I traveled some of the countries along the way last year, Tajikistan and Kyrgyzstan (by hiking and offroad vehicles). The landscape is beautiful, but be very prepared to survive in the scorching sun and dust in the desert for days without any option to resupply food and water. We met some solo cyclists along the way, I have great respect for those individuals. For example, this is how the main road looks like in some parts of Tajikistan: https://i.imgur.com/MlZauBn.jpeg The traffic on these roads consists mostly of Chinese trucks and an occasional crazy traveler like us. Note how a secondary track emerged along the side of the main road because the original one became so filled with potholes.

"be very prepared to survive in the scorching sun and dust in the desert for days without any option to resupply food and water"

I have done Central Asia from Europe to China by bike twice, most recently 2024. Absolutely no problem with resupplying food and water daily. There are food stops and railway-worker infrastructure in the Kazakh and Uzbek deserts. And while Tajikistan and Kyrgyzstan have a lot of wild mountain beauty, they are still inhabited. Indeed, local families earn some money by catering to cyclists.

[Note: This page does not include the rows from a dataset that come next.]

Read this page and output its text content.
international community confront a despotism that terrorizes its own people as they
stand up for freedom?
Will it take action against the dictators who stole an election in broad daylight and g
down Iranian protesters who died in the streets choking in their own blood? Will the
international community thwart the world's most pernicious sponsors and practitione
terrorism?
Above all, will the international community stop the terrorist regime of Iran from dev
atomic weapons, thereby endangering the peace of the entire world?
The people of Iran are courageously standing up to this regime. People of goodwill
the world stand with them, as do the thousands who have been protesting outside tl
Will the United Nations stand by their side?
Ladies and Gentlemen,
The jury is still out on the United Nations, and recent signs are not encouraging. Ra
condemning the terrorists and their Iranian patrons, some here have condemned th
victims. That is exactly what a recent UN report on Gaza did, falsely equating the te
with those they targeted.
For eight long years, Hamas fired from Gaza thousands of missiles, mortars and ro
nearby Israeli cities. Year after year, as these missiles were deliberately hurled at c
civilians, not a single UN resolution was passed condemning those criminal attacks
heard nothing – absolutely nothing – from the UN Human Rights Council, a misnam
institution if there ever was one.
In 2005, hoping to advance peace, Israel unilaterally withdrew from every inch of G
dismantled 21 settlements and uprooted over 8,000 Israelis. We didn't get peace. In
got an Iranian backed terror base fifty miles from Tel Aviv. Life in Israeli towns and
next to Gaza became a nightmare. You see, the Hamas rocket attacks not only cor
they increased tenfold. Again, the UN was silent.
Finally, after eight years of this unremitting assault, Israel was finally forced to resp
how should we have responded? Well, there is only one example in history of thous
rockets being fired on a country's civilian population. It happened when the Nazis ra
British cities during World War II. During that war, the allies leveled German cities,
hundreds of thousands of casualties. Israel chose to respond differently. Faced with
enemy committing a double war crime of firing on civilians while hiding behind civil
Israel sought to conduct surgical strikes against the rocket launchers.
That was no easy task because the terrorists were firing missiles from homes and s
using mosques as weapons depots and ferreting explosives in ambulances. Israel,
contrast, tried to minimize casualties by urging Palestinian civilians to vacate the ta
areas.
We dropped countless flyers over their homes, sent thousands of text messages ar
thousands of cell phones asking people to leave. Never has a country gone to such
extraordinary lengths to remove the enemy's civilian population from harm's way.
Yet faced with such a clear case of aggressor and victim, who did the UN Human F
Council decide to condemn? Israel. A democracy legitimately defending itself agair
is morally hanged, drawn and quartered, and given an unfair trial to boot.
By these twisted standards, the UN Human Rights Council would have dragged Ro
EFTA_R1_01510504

Ah great to hear :), thanks!

Did you do it solo or with someone or a group?

Nice picture :)

The nice thing about going with a group is that it comes with a support vehicle and water/food/bag carrying. Doing it on my own would be about 10x more intense in terms of prep, I think. I've watched a few biking videos where they started getting close to the edge on water and had to ask random houses they finally found.

If you like an epic trek, there's always horseback: https://www.nbcnews.com/id/wbna20925119

Hah, I read his book, it is fantastic and worth a read -> https://www.amazon.com/Trail-Genghis-Khan-Journey-Through-eb...

It also makes my butt hurt just to think about.

There's footage / DVD from his trip also - up on youtube some is, IIRC :-)

Yeah, sore bum, ouchies. That can be bypassed if you don't mind walking, don't mind camels, and don't mind being thought a bit girly:

* https://www.sidetracked.com/fieldjournal/crossing-australia-...

* https://en.wikipedia.org/wiki/Robyn_Davidson

Our family doesn't mind a long jolly, one of my favourites (that someone else did) was into the more restricted bits of Papua: Cannibals & Crampons (2001)

  In 2001, two British ex army officers set out to climb the unscaled face of Mandela--a remote mountain rising 15,400 ft. above the jungles of New Guinea. This is the extraordinary story of their trek through some of the world's most unexplored terrain.